Study Overview
| Authors | Wong N.S.M., Yeung A.W.K., McGrath C.P., Leung Y.Y. |
| Institution | University of Hong Kong |
| Journal | International Dental Journal (Elsevier) |
| Year | 2025 |
| DOI | 10.1016/j.identj.2025.100882 |
| PubMed | PMC12272129 |
| Product | eSense Respiration |
| Participants | 60 patients (RCT, randomized controlled) |
| Design | Single-blind, randomized parallel-group RCT |
What was investigated?
Researchers at the University of Hong Kong investigated whether real-time breathing biofeedback can reduce anxiety and physiological stress responses in patients during tooth extraction under local anesthesia. The central question was whether situational anxiety during the dental procedure can be measurably influenced through visual feedback of one’s own breathing parameters in real time. This is one of the first randomized controlled trials on the use of breathing biofeedback in dentistry.
Methods
62 patients were randomized and 60 completed the study (30 per group). Included were adults (18+) requiring non-surgical tooth extraction under local anesthesia. Measurements were taken preoperatively, perioperatively, and postoperatively. The biofeedback group received real-time feedback of their breathing parameters through Epson Moverio BT-30C smart glasses, where a color-coded symbol indicated breathing coherence (Red = incoherent breathing, Green = deep, coherent breathing). The control group wore identical hardware but received no feedback on the glasses. Measurement instruments included respiratory rate and amplitude, pulse rate, and validated anxiety scales (VAS, STAI, MDAS, DFS).

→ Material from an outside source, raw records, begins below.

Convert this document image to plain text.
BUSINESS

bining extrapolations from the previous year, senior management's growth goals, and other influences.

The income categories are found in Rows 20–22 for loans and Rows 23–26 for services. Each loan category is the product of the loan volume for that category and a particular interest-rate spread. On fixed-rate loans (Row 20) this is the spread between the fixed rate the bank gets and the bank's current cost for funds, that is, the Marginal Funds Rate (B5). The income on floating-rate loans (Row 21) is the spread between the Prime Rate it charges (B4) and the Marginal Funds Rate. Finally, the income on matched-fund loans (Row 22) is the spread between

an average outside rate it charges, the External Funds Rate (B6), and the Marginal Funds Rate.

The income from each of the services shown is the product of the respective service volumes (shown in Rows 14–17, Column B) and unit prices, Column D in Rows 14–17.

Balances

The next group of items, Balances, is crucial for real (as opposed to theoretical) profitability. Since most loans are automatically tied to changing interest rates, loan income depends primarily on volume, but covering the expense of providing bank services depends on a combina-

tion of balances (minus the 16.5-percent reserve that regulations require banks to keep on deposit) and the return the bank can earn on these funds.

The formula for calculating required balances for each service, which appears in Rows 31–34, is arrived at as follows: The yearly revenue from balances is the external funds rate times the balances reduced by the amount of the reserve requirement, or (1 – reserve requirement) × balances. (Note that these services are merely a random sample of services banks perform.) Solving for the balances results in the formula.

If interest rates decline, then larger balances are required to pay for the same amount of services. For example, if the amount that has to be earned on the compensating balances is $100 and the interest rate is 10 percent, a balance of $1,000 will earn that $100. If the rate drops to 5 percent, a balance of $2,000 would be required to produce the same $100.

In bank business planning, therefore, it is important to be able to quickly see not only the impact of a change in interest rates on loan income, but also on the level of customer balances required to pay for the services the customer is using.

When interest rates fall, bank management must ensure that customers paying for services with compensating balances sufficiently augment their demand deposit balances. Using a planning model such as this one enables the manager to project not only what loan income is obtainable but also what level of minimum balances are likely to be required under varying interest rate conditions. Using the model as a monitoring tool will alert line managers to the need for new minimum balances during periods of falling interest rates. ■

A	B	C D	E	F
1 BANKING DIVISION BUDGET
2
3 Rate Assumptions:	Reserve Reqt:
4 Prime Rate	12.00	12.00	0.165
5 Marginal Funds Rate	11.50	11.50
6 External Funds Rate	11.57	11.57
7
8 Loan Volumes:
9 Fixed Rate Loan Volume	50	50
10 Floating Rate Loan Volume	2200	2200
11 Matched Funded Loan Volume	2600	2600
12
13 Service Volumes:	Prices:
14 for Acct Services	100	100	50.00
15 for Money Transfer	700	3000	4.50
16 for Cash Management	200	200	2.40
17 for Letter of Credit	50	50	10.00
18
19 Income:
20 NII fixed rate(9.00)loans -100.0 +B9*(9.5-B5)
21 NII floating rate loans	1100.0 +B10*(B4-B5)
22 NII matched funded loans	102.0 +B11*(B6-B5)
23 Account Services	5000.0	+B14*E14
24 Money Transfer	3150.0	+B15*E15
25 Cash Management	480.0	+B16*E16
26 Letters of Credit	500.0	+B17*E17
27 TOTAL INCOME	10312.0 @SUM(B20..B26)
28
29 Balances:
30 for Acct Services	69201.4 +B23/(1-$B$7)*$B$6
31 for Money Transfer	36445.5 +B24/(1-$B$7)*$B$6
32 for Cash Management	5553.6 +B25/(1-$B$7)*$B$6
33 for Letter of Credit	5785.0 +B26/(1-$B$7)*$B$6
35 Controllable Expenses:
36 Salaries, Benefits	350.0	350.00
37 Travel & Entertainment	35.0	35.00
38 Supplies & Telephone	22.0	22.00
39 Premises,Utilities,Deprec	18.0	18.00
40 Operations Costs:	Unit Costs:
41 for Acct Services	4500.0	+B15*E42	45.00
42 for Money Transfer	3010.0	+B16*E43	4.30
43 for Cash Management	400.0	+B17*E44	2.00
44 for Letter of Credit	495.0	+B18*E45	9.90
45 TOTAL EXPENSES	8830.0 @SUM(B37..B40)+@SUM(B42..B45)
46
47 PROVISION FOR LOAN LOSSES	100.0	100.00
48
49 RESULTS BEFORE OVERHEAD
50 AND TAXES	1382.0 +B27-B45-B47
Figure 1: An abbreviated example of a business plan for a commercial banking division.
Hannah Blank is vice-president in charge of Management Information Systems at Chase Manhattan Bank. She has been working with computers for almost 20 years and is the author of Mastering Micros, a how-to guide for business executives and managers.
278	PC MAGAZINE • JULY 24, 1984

Mindfield Product in this Study
The eSense Respiration (Mindfield Biosystems Ltd., Gronau, Germany) was the core instrument of this study. The stretchable belt sensor was fastened around the patients’ abdomen and measured respiratory rate, depth, and breathing patterns in real time throughout the entire dental procedure. Data flowed from the eSense Respiration sensor via a tablet through WiFi to the smart glasses of the biofeedback group. The control group wore the same sensor but received no feedback. The eSense Respiration was thus both the measurement device and the biofeedback source for the central intervention of this clinical study — under real clinical conditions (dental practice, patients under stress).
Results
The researchers found the following statistically significant differences in favor of the biofeedback group:
During the procedure (perioperative):
- Significantly lower respiratory rate (mean difference: -2.75 breaths/min; p = 0.03)
- Higher breathing regularity (+5.63 percentage points; p = 0.035)
- Higher respiratory amplitude (+48.83 units; p = 0.005)
After the procedure (postoperative):
- Greater decrease in pulse rate (-3.61 bpm; p = 0.030)
- Significantly lower STAI-State anxiety scores (situational anxiety; p = 0.015)
- Significantly lower VAS anxiety scores immediately after the procedure (p = 0.002)
No significant differences were found for the dental-specific long-term anxiety measures MDAS and DFS. The authors interpret this by noting that deeply rooted dental anxiety (as a stable personality trait) is not substantially changed by a single biofeedback session — the intervention showed its effect specifically on situational anxiety during the procedure.
Significance
This study is the only published randomized controlled trial (RCT) to date in which the eSense Respiration was used as the primary measurement instrument in a clinical intervention study. It demonstrates the practical applicability of the sensor under real clinical conditions — in the treatment chair of a dental practice, with patients under acute stress, during a medical procedure.
The significant reduction in situational anxiety (STAI-State, VAS) and the improved respiratory parameters demonstrate that real-time breathing biofeedback with the eSense Respiration has a demonstrable effect on perioperative stress physiology. The study appeared in 2025 in the International Dental Journal, an internationally recognized dental medicine journal.